Les professionnels de santé sont encouragés à :
- évaluer la surcharge pondérale chez les patientes atteintes d’un cancer du sein et proposer des conseils, un accompagnement ou une prise en charge nutritionnelle ;
- évaluer la consommation d’alcool, notamment chez les patients atteints de cancers liés à l’alcool et proposer des conseils ou un accompagnement et, si besoin, une prise en charge en addictologie ;
- transmettre des informations pratiques aux patients, les aidant à atteindre une alimentation équilibrée et diversifiée ;
- promouvoir et prescrire la pratique d’activité physique régulière, adaptée à la situation du patient tout en conseillant de limiter la sédentarité (proposer des conseils de pratique ou un accompagnement avec un spécialiste en activité physique adaptée).

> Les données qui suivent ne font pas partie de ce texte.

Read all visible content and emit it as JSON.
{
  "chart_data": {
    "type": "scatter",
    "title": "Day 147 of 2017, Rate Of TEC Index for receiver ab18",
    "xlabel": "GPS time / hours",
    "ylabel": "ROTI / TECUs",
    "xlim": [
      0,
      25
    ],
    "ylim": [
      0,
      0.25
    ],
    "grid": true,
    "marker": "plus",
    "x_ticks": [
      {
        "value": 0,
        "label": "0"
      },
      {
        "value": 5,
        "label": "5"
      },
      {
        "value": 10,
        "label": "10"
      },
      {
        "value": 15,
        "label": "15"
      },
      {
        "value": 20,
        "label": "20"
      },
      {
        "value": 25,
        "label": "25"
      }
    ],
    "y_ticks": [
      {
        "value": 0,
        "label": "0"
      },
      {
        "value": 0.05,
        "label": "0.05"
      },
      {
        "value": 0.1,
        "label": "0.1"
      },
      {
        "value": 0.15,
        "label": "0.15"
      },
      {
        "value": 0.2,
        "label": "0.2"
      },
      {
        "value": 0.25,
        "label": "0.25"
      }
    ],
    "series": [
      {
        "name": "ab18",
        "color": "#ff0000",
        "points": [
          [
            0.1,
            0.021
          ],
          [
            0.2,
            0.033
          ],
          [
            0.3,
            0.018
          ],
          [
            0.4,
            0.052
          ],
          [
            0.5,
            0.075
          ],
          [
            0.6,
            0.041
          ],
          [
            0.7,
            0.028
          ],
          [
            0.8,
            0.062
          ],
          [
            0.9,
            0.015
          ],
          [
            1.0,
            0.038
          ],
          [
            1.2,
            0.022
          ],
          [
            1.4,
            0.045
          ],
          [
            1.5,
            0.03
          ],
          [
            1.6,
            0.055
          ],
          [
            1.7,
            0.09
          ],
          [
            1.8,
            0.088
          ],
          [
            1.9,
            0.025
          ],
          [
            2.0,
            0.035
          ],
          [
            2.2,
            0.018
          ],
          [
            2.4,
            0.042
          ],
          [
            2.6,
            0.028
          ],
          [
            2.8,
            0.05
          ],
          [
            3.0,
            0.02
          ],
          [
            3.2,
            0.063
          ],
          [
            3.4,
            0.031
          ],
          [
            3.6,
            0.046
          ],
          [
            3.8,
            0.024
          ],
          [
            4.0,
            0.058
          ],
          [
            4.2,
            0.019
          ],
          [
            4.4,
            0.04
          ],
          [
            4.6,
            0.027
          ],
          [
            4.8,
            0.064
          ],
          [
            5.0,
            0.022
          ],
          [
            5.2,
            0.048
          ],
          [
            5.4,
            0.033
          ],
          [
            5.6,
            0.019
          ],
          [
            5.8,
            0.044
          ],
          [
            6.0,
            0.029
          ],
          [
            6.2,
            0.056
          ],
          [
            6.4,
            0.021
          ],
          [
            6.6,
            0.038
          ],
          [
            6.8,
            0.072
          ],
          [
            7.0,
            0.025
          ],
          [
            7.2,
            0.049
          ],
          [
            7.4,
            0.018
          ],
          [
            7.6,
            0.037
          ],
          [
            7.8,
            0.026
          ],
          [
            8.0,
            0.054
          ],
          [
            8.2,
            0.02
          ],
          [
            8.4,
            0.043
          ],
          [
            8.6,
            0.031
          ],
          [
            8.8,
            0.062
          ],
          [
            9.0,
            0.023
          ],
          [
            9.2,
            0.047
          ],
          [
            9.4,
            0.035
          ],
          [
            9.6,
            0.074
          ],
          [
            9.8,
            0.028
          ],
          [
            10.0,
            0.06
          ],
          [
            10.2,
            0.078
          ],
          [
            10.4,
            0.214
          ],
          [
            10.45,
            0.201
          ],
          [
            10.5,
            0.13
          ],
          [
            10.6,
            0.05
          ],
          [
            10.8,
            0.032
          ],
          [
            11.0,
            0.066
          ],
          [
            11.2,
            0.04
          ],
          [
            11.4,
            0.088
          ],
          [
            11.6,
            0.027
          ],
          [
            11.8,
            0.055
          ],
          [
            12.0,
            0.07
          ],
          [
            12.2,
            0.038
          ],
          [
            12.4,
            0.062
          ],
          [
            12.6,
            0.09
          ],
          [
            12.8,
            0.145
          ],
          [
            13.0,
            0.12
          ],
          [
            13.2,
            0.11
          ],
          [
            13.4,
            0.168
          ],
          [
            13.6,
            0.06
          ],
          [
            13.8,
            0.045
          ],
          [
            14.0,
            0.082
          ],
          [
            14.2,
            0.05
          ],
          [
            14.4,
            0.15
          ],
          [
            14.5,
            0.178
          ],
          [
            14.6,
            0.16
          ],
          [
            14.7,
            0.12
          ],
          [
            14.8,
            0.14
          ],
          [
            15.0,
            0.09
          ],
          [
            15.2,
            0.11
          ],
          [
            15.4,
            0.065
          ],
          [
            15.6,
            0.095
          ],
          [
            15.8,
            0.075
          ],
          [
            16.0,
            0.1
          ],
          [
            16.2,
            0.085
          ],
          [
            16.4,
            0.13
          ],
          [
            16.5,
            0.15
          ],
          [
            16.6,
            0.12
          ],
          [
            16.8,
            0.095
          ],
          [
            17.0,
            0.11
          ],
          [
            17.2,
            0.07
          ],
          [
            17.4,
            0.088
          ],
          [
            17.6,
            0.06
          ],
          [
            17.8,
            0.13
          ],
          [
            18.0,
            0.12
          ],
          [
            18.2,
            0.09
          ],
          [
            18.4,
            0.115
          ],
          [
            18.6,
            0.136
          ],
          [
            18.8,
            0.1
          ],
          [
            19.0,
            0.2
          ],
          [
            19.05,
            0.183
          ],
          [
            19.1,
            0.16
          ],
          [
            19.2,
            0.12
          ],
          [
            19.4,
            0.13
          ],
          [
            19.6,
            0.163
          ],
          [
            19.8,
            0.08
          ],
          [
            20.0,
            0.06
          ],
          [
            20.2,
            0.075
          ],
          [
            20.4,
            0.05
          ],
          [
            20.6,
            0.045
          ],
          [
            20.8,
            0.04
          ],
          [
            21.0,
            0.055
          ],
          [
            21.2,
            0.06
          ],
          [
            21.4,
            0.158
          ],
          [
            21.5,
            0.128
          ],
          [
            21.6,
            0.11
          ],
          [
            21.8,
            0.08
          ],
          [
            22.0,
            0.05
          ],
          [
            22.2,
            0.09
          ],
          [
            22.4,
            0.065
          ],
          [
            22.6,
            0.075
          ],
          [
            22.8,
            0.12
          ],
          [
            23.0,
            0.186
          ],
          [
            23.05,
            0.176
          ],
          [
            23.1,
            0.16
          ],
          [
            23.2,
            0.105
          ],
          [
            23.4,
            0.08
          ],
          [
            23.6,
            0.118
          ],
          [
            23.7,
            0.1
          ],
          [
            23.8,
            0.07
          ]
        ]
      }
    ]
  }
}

Repérer les situations à risque, informer et accompagner les patients : prévention tertiaire
En dehors des situations nutritionnelles identifiées pour la prévention des seconds cancers, il est important de s’inscrire dans une démarche globale de prévention tertiaire visant à préserver à long terme la santé du patient. Le diagnostic d’un cancer est l’occasion pour le patient de faire le point sur les facteurs de risque avec l’équipe médicale.
Au cours de la prise en charge, les professionnels de santé sont des acteurs clés pour encourager les patients à adopter des comportements plus favorables à la santé, et les accompagner dans cette démarche de prévention.
L’arrêt du tabac, en particulier, constitue un enjeu majeur. En effet, plusieurs études démontrent que le fait de continuer à fumer augmente le risque de second cancer.9 Par ailleurs, la consommation de tabac accroît les effets secondaires de certains traitements, augmente les risques périopératoires, ainsi que le risque de développer d’autres pathologies graves à moyen et long termes. Il est ainsi conseillé d’arrêter de fumer dès la mise en place du traitement. L’arrêt du tabac doit être proposé à tous les patients atteints de cancer, quels que soient la localisation et le stade.
Il convient également de rappeler aux patients, lorsque cela est adapté, de suivre les recommandations nutritionnelles valant pour la population générale (figure).
Le rôle des professionnels de santé repose sur une démarche de repérage (tabagisme, état nutritionnel, consommation d’alcool, inactivité physique/sédentarité), de conseils et d’accompagnement dans la durée et/ou d’orientation adaptée à la situation du patient.